Behavioral modernity is a silly concept. As he says, it’s a typological concept: hominids are either behaviorally modern or they’re not. Now why would this make sense? Surely people vary in smarts, for example: it’s silly to say that they are either smart or not smart. We can usefully make much finer distinctions. We could think in terms of distributions – we might say that you score in the top quarter of intelligence for your population. We could analyze smarts in terms of thresholds: what is the most complex task that a given individual can perform? What fraction of the population can perform tasks of that complexity or greater? Etc. That would be a more reasonable way of looking at smarts, and this is of course what psychometrics does.

It’s also a group property. If even a few members of a population do something that anthropologists consider a sign of behavioral modernity – like making beads – everyone in that population must be behaviorally modern. By the the same argument, if anyone can reach the top shelf, we are all tall.

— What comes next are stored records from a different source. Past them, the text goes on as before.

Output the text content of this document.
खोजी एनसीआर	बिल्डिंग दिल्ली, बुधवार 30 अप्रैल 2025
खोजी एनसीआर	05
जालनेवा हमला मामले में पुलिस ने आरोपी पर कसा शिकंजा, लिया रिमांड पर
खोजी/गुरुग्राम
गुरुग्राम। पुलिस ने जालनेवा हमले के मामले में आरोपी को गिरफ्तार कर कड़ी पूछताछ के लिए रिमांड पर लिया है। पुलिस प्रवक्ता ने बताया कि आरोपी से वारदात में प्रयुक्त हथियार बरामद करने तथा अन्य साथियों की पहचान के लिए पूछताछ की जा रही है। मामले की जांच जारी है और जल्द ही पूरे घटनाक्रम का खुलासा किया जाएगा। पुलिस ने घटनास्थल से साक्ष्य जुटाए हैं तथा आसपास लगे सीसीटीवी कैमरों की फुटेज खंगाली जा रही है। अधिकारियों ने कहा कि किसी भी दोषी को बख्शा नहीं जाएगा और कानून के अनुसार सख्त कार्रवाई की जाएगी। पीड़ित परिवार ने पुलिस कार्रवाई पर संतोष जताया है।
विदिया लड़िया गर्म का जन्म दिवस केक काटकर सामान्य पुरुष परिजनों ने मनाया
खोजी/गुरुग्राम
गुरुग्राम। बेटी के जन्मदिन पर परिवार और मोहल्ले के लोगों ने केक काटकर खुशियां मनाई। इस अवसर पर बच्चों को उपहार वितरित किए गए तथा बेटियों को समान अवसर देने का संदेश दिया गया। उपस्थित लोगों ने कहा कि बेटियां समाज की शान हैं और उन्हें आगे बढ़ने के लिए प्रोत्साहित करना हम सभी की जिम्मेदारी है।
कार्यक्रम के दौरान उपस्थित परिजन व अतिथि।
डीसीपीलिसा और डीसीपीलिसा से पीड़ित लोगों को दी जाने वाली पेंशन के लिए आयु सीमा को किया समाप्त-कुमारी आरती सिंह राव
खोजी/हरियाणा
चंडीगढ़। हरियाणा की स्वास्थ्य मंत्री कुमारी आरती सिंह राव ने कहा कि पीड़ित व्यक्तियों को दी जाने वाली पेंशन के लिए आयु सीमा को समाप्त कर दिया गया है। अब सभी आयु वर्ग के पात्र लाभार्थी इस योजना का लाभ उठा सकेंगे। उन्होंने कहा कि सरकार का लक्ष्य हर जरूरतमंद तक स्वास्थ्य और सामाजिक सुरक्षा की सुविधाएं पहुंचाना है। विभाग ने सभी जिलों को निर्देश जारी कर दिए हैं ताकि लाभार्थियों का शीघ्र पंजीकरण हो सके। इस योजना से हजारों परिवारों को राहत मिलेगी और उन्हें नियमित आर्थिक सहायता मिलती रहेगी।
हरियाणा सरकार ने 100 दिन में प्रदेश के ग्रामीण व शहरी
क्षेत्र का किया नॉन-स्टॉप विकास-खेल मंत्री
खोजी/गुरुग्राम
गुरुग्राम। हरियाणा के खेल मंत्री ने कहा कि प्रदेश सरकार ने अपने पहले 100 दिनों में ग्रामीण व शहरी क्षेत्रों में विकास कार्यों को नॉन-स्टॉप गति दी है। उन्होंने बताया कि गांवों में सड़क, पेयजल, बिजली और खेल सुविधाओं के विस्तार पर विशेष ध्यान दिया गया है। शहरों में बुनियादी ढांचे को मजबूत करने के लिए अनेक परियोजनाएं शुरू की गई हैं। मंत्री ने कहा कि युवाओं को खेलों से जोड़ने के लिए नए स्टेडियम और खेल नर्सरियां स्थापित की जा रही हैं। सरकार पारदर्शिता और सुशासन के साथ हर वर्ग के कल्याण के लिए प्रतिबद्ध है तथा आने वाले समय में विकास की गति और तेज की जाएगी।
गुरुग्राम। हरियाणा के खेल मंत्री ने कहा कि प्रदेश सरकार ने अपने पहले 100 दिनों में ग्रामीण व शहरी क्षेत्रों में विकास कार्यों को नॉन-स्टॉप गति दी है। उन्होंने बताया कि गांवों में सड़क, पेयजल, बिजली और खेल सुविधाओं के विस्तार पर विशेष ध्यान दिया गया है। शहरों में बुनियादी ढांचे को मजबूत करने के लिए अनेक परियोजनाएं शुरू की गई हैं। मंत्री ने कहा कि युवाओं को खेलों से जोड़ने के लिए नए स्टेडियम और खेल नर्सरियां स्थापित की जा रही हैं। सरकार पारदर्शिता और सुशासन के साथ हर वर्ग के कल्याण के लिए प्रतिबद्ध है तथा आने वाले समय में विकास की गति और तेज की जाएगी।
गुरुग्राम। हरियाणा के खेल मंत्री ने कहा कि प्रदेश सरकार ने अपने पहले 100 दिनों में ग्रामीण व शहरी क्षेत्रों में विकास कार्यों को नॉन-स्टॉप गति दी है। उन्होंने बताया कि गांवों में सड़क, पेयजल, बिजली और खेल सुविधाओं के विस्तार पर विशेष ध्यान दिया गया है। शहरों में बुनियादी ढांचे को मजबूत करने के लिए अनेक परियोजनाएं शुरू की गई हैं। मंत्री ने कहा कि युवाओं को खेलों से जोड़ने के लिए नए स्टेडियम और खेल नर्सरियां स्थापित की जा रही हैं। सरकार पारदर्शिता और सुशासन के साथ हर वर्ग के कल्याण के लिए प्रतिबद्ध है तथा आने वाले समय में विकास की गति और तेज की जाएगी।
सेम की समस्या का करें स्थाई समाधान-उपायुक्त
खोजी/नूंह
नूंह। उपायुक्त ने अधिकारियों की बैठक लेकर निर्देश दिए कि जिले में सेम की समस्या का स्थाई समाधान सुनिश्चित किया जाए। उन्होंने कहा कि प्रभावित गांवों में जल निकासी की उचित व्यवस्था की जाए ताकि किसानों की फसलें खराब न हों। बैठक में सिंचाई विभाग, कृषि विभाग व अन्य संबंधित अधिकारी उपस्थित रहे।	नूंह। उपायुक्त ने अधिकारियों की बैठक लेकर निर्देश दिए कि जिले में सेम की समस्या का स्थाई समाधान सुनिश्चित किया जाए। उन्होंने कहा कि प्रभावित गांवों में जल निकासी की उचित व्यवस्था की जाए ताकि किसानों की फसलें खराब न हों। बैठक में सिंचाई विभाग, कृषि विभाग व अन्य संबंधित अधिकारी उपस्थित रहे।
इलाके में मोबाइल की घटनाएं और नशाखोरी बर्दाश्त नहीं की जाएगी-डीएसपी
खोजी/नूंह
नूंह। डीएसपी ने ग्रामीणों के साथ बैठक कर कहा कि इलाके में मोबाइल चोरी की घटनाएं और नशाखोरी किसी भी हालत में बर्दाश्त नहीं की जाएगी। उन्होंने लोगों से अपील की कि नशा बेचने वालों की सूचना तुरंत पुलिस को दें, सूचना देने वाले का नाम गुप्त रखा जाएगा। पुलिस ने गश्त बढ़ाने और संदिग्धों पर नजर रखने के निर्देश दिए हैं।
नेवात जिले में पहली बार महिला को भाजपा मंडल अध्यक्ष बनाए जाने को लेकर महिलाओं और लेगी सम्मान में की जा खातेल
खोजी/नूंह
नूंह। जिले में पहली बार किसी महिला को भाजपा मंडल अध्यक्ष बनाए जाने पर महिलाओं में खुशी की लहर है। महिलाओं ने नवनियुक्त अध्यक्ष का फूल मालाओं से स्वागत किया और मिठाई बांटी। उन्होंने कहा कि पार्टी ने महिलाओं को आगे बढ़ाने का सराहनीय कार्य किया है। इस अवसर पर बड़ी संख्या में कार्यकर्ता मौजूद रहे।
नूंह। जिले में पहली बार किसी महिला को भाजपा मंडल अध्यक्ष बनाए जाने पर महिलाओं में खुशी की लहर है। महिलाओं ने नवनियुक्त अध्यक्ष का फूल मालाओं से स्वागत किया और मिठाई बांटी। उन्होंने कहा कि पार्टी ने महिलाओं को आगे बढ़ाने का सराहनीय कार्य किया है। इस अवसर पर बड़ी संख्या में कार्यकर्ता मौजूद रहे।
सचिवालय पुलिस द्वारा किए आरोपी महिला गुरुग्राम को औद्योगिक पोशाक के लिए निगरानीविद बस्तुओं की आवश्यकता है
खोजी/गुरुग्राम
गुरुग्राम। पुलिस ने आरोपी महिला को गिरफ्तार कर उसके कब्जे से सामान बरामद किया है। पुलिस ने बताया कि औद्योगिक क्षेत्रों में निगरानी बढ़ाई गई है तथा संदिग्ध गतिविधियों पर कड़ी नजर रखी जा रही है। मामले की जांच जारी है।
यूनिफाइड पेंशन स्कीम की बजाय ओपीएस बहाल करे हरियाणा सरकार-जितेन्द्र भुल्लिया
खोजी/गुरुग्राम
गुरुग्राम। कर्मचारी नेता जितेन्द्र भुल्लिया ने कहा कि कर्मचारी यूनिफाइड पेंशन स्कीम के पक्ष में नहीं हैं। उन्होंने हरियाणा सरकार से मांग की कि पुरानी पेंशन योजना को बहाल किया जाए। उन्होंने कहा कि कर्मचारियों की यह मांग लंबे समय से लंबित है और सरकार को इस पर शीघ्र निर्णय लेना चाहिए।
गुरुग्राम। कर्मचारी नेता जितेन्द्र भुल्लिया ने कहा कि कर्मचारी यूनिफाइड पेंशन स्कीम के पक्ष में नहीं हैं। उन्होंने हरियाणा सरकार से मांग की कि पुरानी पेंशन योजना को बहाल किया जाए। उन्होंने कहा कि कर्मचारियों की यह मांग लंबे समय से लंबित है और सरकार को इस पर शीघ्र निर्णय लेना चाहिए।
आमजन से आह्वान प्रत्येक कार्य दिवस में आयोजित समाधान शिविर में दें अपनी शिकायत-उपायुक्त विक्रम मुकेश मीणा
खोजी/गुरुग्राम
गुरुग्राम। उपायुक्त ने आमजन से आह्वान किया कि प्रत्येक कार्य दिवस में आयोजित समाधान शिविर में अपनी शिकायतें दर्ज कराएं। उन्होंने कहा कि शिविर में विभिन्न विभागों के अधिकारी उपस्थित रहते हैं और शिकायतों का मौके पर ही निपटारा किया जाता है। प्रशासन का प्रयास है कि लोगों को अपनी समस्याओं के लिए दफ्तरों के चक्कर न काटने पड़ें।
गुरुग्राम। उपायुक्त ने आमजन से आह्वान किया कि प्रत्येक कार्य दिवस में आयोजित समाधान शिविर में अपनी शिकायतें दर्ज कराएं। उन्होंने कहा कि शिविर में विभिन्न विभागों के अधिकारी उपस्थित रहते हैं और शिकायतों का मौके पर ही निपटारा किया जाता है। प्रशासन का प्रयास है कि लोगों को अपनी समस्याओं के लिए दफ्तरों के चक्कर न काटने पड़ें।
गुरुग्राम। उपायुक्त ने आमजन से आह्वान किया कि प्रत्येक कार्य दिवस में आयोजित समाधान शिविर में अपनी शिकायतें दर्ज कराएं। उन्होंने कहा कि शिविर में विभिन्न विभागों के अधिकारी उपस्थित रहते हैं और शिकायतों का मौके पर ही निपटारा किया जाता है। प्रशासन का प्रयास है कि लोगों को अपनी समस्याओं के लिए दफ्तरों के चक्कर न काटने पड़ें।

The notion of behavioral modernity has two roots. The first is that if you go back far enough, it’s obvious that our distant ancestors were pretty dim. Look at Oldowan tools – they’re not much more than broken rocks. And they stayed that way for a million years – change was inhumanly slow back then. That’s evidence. The second is not. Anthropologists want to say that all living populations are intellectually equal – which is not what the psychometric evidence shows. Or what population differences in brain size suggest. So they conjured up a quality – behavioral modernity – that all living people possess, but that homo erectus did not, rather than talk about quantitative differences.

The idea of behavioral modernity (as usually stated) makes no sense. Ongoing adaptive evolution changed people. Upon expansion out of Africa, admixture with archaics added quite a bit of new adaptive variation. That changed people – some of them. Anatomically modern Africans mixed with other archaic populations inside Africa, populations that were more different than Neanderthals, having diverged something like a million years ago – and that changed them. New tools, new cultural innovations – above all agriculture – changed the selective pressures, and people changed again. Culture influenced mutation rates as well. You don’t expect to see sameness in either space or time – and we don’t.

Shea seems to think that a species – in particular, anatomically modern humans – is some kind of Platonic type and has an unchanging essence. So if all humans are ‘behaviorally modern’ today (they have to be, whether they are or not), surely they were 200,000 years ago as well. Those Australians are just pretending to have 15% smaller brains, while the Ashkenazi Jews are just pretending to be smart. S. J. Gould seems to have thought along these same lines, to the point where he would argue with someone (Reznick) who found that a few generations of different selective pressures (no predators above waterfalls) caused heritable changes in guppy behavior. Gould disliked anything that suggested that selective pressures could result in human behavioral differences. Since everything suggests that, he kept busy. But archaeologists often get their evolutionary theory from Gould, not knowing that he was a lying jackass.

If the inner nature of a species stays always the same, where did anatomically modern humans come from in the first place? Were they found under a cabbage leaf?

Does Shea think that canines have an unchanging essence, so that Pekingese and border collies and timber wolves are all really the same? They really are different. I will stick my hand into a Labrador’s mouth if Shea puts his hand into a pit bull’s mouth. Take a look at canine venereal sarcoma (yuck!) – once a dog, now an infectious cancer. Where’s the essence?

Shea says that no anthropologist in his right mind would think that existing cultural variation among humans had anything to do with genetic differences between existing populations. It will be interesting to discover the alleles that made him say that.